OK, so is it perhaps not meat on its own that causes starvation, but that it is one of a number of possible factors including problems relating to distribution, drought and natural disaster as well as war and poverty caused by unfair trade, third world debt, insufficient aid, etc? Well, the US recently was able within a few months to send 130,000 people (with supplies) half way across the world. Alas, their mission was one of death and destruction rather than to rescue, provide food, shelter and deliver other essentials to the suffering multitudes. War and poverty even after hundreds of years of social activism are still, patently, with us. But why? Oscar Wilde, writing over a hundred years ago about charity, provides some clues. “[T]heir remedies do not cure the disease; they merely prolong it. Indeed, their remedies are part of the disease. They try to solve the problem of poverty for instance, by keeping the poor alive; or, in the case of a very advanced school, by amusing the poor. But this is not a solution: it is an aggravation of the difficulty. The proper aim is to try and reconstruct society on such a basis that poverty will be impossible” (The Soul of Man under Socialism).
It is to be hoped that historians living today will in the not distant future look at present day society and recognize that by failing to see starvation as one of many symptomatic problems that no amount of ‘band aids’ could cure, Viva and other well intentioned but misguided groups delayed the use of effective treatment. The activities of such groups will however probably be seen as benign in comparison with the likes of the Animal Liberation Front and PETA – who have more in common with companies such as Monsanto than either would like to admit – and other Malthusian-inspired misanthropes. All will be on record as failing to see the economic law which transcends government and companies however large or powerful: no profit, no production: can’t pay can’t have.
These future historians will indeed be deeply saddened that we took so long to see the link between this law and a myriad of contradictions (clues) in plain view today: people starving while food rots; brick mountains and empty homes existing alongside unemployed builders and the homeless; millions dying of curable diseases. On this last point, pharmaceutical chemist Dr Victoria Hale has made the telling observation that “parasites and poverty are inextricably linked”. Referring to conditions such as leishmaniasis and Chagas disease, found almost exclusively in areas of the world where grinding poverty for the vast majority is the normal way of life (and death), she went on to say: “People with these diseases are not in sight as they cannot pay” (New Scientist, 25 September 2004).

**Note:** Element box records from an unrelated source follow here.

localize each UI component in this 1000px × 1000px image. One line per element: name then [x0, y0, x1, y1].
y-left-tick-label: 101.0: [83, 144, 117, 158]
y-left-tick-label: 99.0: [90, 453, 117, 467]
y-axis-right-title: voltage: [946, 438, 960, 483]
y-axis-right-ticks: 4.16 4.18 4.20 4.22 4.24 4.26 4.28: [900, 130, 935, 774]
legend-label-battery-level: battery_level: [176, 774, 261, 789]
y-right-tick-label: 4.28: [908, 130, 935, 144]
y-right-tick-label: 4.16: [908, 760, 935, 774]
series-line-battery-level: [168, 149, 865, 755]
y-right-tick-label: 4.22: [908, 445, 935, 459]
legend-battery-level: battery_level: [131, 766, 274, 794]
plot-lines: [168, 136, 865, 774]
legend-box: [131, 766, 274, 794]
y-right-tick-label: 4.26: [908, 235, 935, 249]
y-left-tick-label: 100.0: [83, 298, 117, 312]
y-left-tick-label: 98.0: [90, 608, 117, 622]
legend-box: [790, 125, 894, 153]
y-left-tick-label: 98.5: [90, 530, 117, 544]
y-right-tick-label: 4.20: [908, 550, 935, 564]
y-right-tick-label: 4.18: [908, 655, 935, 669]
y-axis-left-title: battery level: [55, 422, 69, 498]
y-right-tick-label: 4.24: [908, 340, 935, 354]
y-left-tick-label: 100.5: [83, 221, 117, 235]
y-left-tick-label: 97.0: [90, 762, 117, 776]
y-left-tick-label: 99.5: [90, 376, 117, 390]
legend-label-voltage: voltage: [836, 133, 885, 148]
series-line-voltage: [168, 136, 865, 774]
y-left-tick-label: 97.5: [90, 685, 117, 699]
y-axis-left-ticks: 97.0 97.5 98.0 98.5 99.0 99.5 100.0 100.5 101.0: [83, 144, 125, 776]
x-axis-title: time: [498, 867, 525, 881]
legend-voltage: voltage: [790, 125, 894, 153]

Revealingly, Tudge is on record as proposing that if food production were designed to feed people rather than make a profit, then there would be no problem. Eureka! Imagine that: a world in which everything is produced for need, not profit! However, in asking “why we, humanity, allow the world to be run by people who have long since lost the plot?” (New Scientist, 13 March 2004) Tudge implies a change in leadership might suffice. But, two hundred years earlier, the Marquis De Sade saw through leadership and in doing so glimpsed the answer to securing “a saner sustainable future”: “You can only govern men by deceiving them; one must be hypocritical to deceive them; the enlightened man will never let himself be led, therefore it is necessary to deprive him of enlightenment to lead him as we want”.